Sinwar also went on to describe the Iranian military support and specifically its renewed relationship with Tehran as “fantastic and returned to its former era.”
Standing in front of a packed room, the terrorist leader confirmed what Israel has known since the end of the 2014 Gaza war which is that Hamas is building missiles and continuing military training. Sinwar added, that “thousands of people are working day and night to prepare for the next conflict.
Iran was once Hamas’s largest backer, but relations cooled after Hamas refused to back Iran’s close ally Syrian President Bashar Assad in his country’s civil war.
But earlier this month, a high-level Hamas delegation travelled to Iran to attend the inauguration of President Hassan Rouhani and subsequent meetings reportedly set up by Hezbollah turned a new page in bilateral relations between Hamas and Tehran.
It seems Iran was keen to restore ties with Hamas after Ismail Haniyeh was elected as head of Hamas’s political bureau and Sinwar as the group’s Gaza chief.

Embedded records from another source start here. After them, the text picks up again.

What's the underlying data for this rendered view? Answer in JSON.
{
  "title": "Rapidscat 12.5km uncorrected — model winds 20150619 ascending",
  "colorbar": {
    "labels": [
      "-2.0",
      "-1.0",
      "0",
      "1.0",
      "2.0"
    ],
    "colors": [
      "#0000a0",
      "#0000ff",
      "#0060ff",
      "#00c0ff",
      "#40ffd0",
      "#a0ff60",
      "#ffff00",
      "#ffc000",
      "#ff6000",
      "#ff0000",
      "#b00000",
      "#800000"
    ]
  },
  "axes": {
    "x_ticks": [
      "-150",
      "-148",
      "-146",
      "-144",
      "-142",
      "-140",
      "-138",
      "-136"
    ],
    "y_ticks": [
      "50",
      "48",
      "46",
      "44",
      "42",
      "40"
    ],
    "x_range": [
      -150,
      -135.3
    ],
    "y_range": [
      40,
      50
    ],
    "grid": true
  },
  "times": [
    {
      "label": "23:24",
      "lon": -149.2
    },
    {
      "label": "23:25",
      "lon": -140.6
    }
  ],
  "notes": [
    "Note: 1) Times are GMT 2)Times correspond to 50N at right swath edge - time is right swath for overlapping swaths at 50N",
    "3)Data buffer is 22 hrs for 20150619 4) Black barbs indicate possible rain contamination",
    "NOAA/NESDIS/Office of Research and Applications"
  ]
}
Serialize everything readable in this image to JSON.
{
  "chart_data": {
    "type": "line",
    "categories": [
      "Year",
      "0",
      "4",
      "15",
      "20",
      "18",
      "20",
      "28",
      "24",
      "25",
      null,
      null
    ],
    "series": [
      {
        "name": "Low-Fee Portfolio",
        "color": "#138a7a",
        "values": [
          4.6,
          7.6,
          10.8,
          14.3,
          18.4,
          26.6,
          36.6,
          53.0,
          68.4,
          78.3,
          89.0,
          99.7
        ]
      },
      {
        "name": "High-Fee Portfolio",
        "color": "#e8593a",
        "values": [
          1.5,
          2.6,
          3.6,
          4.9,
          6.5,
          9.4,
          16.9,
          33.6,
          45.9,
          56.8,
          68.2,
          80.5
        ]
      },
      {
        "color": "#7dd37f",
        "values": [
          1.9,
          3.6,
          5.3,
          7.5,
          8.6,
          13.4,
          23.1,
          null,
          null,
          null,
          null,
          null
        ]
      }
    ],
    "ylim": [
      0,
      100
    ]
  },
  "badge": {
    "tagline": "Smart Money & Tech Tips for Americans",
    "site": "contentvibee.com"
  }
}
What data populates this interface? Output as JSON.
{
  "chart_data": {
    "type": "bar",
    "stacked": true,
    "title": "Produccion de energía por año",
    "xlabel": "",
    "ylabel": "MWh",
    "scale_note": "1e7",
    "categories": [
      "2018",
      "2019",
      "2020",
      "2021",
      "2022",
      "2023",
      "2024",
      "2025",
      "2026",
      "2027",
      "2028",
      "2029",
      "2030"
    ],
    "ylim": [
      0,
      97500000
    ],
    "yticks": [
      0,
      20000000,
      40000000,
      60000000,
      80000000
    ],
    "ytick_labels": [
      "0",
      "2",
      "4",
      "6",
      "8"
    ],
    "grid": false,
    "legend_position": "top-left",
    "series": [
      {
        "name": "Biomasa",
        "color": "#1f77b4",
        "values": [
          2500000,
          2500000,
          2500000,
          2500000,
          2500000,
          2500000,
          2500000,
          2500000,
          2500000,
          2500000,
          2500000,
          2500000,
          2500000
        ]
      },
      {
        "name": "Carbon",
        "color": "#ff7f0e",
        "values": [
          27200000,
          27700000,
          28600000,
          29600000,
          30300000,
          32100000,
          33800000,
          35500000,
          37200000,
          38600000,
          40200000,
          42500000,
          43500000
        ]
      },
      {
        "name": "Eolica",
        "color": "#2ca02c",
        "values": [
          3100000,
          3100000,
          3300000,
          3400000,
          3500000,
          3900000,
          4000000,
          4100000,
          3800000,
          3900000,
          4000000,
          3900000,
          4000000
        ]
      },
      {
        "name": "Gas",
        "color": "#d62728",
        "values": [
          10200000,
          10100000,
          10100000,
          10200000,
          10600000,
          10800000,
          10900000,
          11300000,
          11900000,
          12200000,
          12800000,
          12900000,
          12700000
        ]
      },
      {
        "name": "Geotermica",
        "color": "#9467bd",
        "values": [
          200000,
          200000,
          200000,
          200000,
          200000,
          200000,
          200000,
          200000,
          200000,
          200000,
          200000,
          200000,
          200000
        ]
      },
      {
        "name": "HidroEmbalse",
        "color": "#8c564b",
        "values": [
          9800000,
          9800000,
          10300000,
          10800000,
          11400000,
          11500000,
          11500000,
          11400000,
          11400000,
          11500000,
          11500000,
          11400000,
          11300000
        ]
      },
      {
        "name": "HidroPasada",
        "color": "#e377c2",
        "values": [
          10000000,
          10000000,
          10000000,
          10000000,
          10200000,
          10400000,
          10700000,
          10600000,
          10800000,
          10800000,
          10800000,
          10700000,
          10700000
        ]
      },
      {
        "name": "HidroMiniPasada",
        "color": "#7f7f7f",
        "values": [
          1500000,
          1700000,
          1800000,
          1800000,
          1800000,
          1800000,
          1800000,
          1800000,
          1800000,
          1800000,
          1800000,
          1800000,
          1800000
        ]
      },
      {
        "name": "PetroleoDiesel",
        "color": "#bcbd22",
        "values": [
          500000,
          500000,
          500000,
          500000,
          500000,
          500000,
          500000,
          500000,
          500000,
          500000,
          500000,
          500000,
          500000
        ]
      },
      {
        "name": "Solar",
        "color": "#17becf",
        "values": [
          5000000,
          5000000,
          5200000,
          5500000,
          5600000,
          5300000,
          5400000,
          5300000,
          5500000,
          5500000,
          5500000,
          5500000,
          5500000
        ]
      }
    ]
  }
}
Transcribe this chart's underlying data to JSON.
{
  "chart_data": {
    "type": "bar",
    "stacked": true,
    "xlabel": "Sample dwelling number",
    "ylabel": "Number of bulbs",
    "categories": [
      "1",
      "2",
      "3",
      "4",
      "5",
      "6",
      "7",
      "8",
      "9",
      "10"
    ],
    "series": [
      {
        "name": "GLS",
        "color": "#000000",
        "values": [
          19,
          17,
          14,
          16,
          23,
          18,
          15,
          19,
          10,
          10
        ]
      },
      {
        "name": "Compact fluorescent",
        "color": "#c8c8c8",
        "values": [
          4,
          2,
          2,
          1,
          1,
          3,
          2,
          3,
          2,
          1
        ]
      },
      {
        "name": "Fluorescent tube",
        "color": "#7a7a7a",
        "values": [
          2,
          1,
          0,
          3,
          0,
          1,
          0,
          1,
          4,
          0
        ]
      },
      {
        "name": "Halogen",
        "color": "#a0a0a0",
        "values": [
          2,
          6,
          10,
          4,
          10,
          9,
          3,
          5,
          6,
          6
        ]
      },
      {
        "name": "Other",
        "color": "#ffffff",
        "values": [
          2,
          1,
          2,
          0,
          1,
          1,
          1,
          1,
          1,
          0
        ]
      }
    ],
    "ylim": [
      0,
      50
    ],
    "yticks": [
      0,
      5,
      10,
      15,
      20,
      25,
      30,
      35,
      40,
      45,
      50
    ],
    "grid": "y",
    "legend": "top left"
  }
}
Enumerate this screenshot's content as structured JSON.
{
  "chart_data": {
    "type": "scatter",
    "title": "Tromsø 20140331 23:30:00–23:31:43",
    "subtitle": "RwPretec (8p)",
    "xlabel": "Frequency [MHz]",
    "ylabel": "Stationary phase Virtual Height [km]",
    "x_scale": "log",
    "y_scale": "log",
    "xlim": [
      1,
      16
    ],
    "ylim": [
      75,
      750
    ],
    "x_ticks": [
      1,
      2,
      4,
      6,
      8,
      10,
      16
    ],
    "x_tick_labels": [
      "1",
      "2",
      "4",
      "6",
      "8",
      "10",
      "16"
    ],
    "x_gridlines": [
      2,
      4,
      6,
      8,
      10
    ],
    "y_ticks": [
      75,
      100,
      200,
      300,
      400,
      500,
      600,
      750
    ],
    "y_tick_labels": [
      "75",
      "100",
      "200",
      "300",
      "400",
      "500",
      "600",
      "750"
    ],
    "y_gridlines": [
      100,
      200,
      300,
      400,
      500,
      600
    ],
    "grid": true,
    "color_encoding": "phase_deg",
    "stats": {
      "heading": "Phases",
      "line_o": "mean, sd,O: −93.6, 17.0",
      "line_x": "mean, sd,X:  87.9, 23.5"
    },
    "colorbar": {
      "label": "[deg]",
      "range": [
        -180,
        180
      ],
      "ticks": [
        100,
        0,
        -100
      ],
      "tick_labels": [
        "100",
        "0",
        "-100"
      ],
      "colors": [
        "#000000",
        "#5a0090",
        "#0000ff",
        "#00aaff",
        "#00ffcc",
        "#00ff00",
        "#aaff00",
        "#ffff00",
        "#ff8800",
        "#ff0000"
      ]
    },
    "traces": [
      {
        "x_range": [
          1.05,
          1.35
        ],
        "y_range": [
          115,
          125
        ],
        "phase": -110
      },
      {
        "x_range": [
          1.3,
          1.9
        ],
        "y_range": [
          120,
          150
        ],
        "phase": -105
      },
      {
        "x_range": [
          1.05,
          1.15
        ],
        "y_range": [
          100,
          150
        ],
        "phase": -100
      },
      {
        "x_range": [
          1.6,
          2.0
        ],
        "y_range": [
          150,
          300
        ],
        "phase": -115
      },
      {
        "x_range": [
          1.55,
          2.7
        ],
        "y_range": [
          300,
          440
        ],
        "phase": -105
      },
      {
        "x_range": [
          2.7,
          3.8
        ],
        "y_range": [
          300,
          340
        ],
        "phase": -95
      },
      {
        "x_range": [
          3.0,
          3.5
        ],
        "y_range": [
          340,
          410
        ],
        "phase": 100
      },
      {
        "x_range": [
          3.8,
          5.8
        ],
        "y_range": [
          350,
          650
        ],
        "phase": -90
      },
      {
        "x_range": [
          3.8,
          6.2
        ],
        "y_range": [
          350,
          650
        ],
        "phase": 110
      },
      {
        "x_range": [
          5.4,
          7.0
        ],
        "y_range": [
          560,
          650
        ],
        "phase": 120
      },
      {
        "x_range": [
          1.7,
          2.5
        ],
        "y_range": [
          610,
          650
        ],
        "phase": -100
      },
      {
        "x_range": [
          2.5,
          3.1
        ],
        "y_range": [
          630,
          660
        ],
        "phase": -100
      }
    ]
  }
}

Both are considered to be more open to reconciliation with Iran than was Khaled Mashaal, the former political leader of Hamas.
The group is in sore need of funds and backing as its current top patron, Qatar, is under fire from Gulf allies for supporting it.
The Islamist terror group seized Gaza in a near civil war with forces loyal to Palestinian Authority President Mahmoud Abbas in 2007. The two factions have been at loggerheads ever since.
Hamas has fought three wars with Israel since 2008, tunnelling under the border and firing thousands of rockets into Israel. The group is committed to destroying the Jewish state and in response Israel maintains a security blockade on Gaza designed to prevent the terror group from importing weapons.